Evo-Devo 2020: Case Studies in Diversity (EDIC PB20 symposium)
Every year, the Equity, Diversity and Inclusion Committee (EDIC, formerly the Minority Affairs Committee, MAC), hosts a concurrent symposium during the Plant Biology meeting. This year, the meeting was held virtually, but participants were nevertheless treated to an excellent set of talks. Stay tuned for the 2021 EDIC symposium lineup!
Here are the 2020 speakers, their titles, and their abstracts.

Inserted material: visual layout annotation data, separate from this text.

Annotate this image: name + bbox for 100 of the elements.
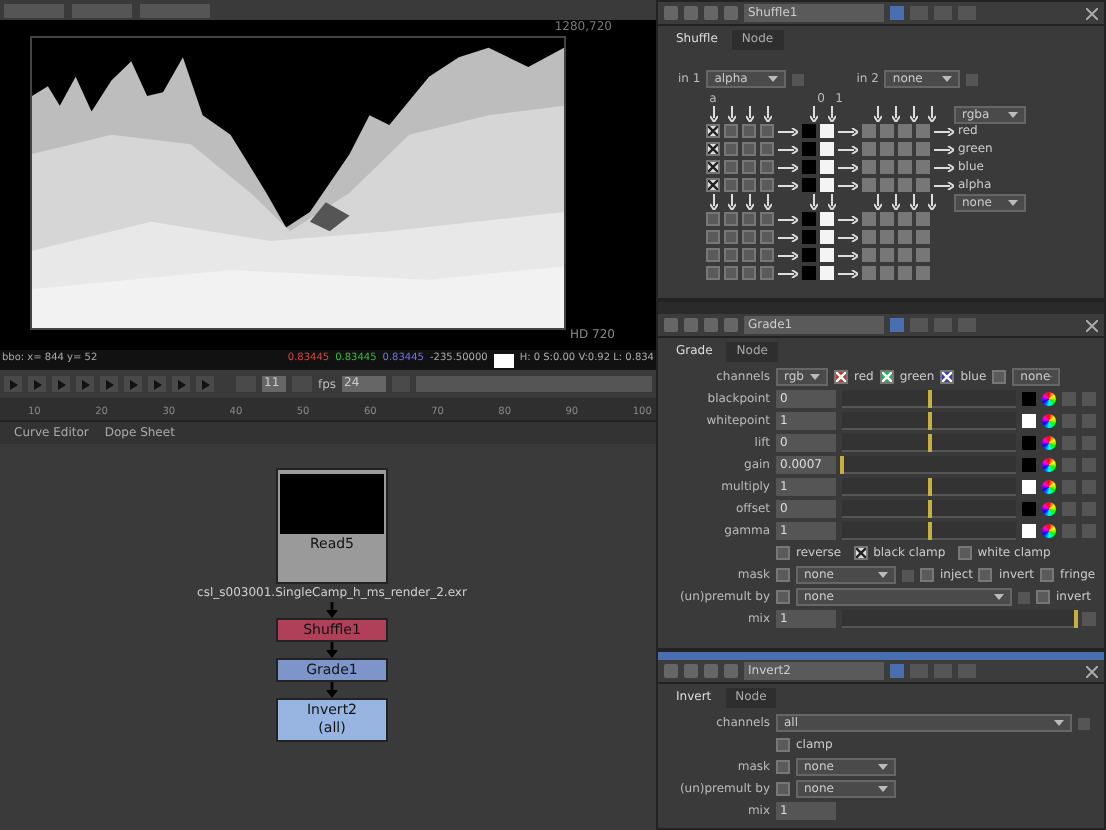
checkbox[interactable]	[706, 230, 720, 244]
checkbox[interactable]	[706, 142, 720, 156]
checkbox[interactable]	[853, 546, 868, 560]
checkbox[interactable]	[940, 370, 955, 384]
channel-square[interactable]	[862, 230, 876, 244]
channel-square[interactable]	[802, 266, 816, 280]
channel-square[interactable]	[820, 160, 834, 174]
checkbox[interactable]	[920, 568, 934, 582]
checkbox[interactable]	[724, 124, 738, 138]
slider-track[interactable]	[842, 500, 1016, 518]
checkbox[interactable]	[742, 212, 756, 226]
channel-square[interactable]	[916, 266, 930, 280]
channel-square[interactable]	[898, 248, 912, 262]
value-field[interactable]	[140, 3, 210, 17]
dropdown[interactable]	[4, 3, 64, 17]
checkbox[interactable]	[724, 212, 738, 226]
channel-square[interactable]	[916, 142, 930, 156]
channel-square[interactable]	[820, 124, 834, 138]
slider-track[interactable]	[842, 478, 1016, 496]
slider-track[interactable]	[842, 412, 1016, 430]
checkbox[interactable]	[706, 160, 720, 174]
channel-square[interactable]	[916, 212, 930, 226]
slider-track[interactable]	[842, 456, 1016, 474]
channel-square[interactable]	[880, 160, 894, 174]
channel-square[interactable]	[898, 266, 912, 280]
channel-square[interactable]	[802, 160, 816, 174]
checkbox[interactable]	[834, 370, 848, 384]
checkbox[interactable]	[879, 370, 894, 384]
channel-square[interactable]	[880, 178, 894, 192]
checkbox[interactable]	[776, 546, 790, 560]
channel-square[interactable]	[862, 142, 876, 156]
channel-square[interactable]	[820, 230, 834, 244]
checkbox[interactable]	[724, 266, 738, 280]
checkbox[interactable]	[776, 782, 790, 796]
channel-square[interactable]	[898, 160, 912, 174]
channel-square[interactable]	[820, 178, 834, 192]
checkbox[interactable]	[776, 568, 790, 582]
channel-square[interactable]	[862, 266, 876, 280]
color-swatch[interactable]	[1022, 392, 1036, 406]
checkbox[interactable]	[724, 248, 738, 262]
channel-square[interactable]	[880, 266, 894, 280]
color-swatch[interactable]	[1022, 436, 1036, 450]
channel-square[interactable]	[862, 178, 876, 192]
checkbox[interactable]	[706, 178, 720, 192]
checkbox[interactable]	[776, 760, 790, 774]
channel-square[interactable]	[916, 248, 930, 262]
playback-icon[interactable]	[100, 376, 118, 392]
playback-icon[interactable]	[172, 376, 190, 392]
checkbox[interactable]	[776, 738, 790, 752]
checkbox[interactable]	[1036, 590, 1050, 604]
close-icon[interactable]	[1086, 7, 1098, 19]
checkbox[interactable]	[760, 230, 774, 244]
channel-square[interactable]	[898, 212, 912, 226]
checkbox[interactable]	[742, 160, 756, 174]
channel-square[interactable]	[916, 160, 930, 174]
channel-square[interactable]	[862, 124, 876, 138]
checkbox[interactable]	[706, 124, 720, 138]
slider-track[interactable]	[842, 390, 1016, 408]
channel-square[interactable]	[862, 212, 876, 226]
checkbox[interactable]	[742, 142, 756, 156]
channel-square[interactable]	[898, 178, 912, 192]
channel-square[interactable]	[820, 212, 834, 226]
channel-square[interactable]	[802, 248, 816, 262]
checkbox[interactable]	[760, 160, 774, 174]
playback-icon[interactable]	[148, 376, 166, 392]
checkbox[interactable]	[760, 266, 774, 280]
channel-square[interactable]	[802, 142, 816, 156]
checkbox[interactable]	[742, 230, 756, 244]
channel-square[interactable]	[862, 248, 876, 262]
color-icon[interactable]	[890, 6, 904, 20]
close-icon[interactable]	[1086, 319, 1098, 331]
checkbox[interactable]	[760, 124, 774, 138]
channel-square[interactable]	[916, 230, 930, 244]
checkbox[interactable]	[742, 266, 756, 280]
channel-square[interactable]	[862, 160, 876, 174]
channel-square[interactable]	[802, 178, 816, 192]
checkbox[interactable]	[760, 248, 774, 262]
channel-square[interactable]	[898, 124, 912, 138]
channel-square[interactable]	[880, 248, 894, 262]
color-icon[interactable]	[890, 318, 904, 332]
channel-square[interactable]	[802, 230, 816, 244]
checkbox[interactable]	[742, 248, 756, 262]
channel-square[interactable]	[880, 124, 894, 138]
checkbox[interactable]	[1040, 568, 1055, 582]
color-swatch[interactable]	[1022, 524, 1036, 538]
color-icon[interactable]	[890, 664, 904, 678]
channel-square[interactable]	[820, 266, 834, 280]
channel-square[interactable]	[802, 212, 816, 226]
playback-icon[interactable]	[28, 376, 46, 392]
channel-square[interactable]	[916, 178, 930, 192]
checkbox[interactable]	[742, 178, 756, 192]
checkbox[interactable]	[776, 590, 790, 604]
checkbox[interactable]	[706, 266, 720, 280]
playback-icon[interactable]	[76, 376, 94, 392]
playback-icon[interactable]	[124, 376, 142, 392]
checkbox[interactable]	[978, 568, 993, 582]
slider-track[interactable]	[842, 434, 1016, 452]
channel-square[interactable]	[880, 230, 894, 244]
checkbox[interactable]	[957, 546, 972, 560]
channel-square[interactable]	[820, 142, 834, 156]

Keeping Developmental Time: A Developmental Hourglass in Grass Inflorescence Development
Sam Leiboff, PhD,Assistant Professor, Oregon State University, Department of Botany and Plant Pathology
Assembling meaningful comparisons between species is a major limitation in studying the evolution of organismal form. To understand development in maize and sorghum, closely related species with architecturally distinct inflorescences, we collected RNA-seq profiles encompassing inflorescence body-plan specification in both species. We reconstructed molecular ontogenies from 40 B73 maize tassels and 47 BTx623 sorghum panicles and separated them into transcriptional stages. To discover new markers of inflorescence development, we used random forest machine learning to determine stage by RNA-seq. We used two descriptions of transcriptional conservation to identify hourglass-like stages during inflorescence development. Despite a relatively short 12 million years since their last common ancestor, we found maize and sorghum inflorescences are most different during their hourglass-like stages of development, following an inverse-hourglass model of development. We discuss whether agricultural selection may account for the rapid divergence signatures in these species and the observed separation of evolutionary pressure and developmental reprogramming.
The START Domain of the Deeply-conserved and Essential HD-ZIPIII Proteins Regulates Their Transcriptional Activity by Multiple Mechanisms
The Evolution and Diversity of CAM Leaf Anatomy
Karolina Heyduk, PhD, Assistant Professor, University of Hawaiʻi at Mānoa
(No abstract)
Lightning talk: Evolution & Diversification of Plant-plant Communication: An Intermediate Hypothesis
Jordan Dowell, PhD candidate, University of Central Florida
Current hypotheses surrounding the evolution of emission and perception of volatile organic compounds (VOCs) as a communication mechanism among plants lies in their importance as internal signals. VOCs released from damaged organs induce resistance in undamaged organs of the same individual faster than vascular signaling and independent of anatomy. Earlier work shows the reduction in efficacy of VOC induced resistance as genetic and physical distance of populations increase, although the pattern of decay is not supported at the interspecies level. As evidence supports the occurrence of interspecies VOC-mediated induction, variable responses not explainable by shared evolutionary history pose a critically missing mechanism for describing the transition of the phenomenon from communication to ‘eavesdropping’. As evolutionary theory necessitates fitness consequences for ‘true communication’, it is important to disentangle chemically mediated induction events from reciprocal self-recognition (communication) among individuals from unidirectional signal interpretation (eavesdropping). Here we present several theoretical models hypothesized to lead to communication or eavesdropping, while presenting a series of experiments to disentangle this question in a phylogenetically informed manner using the annual clade of Helianthus.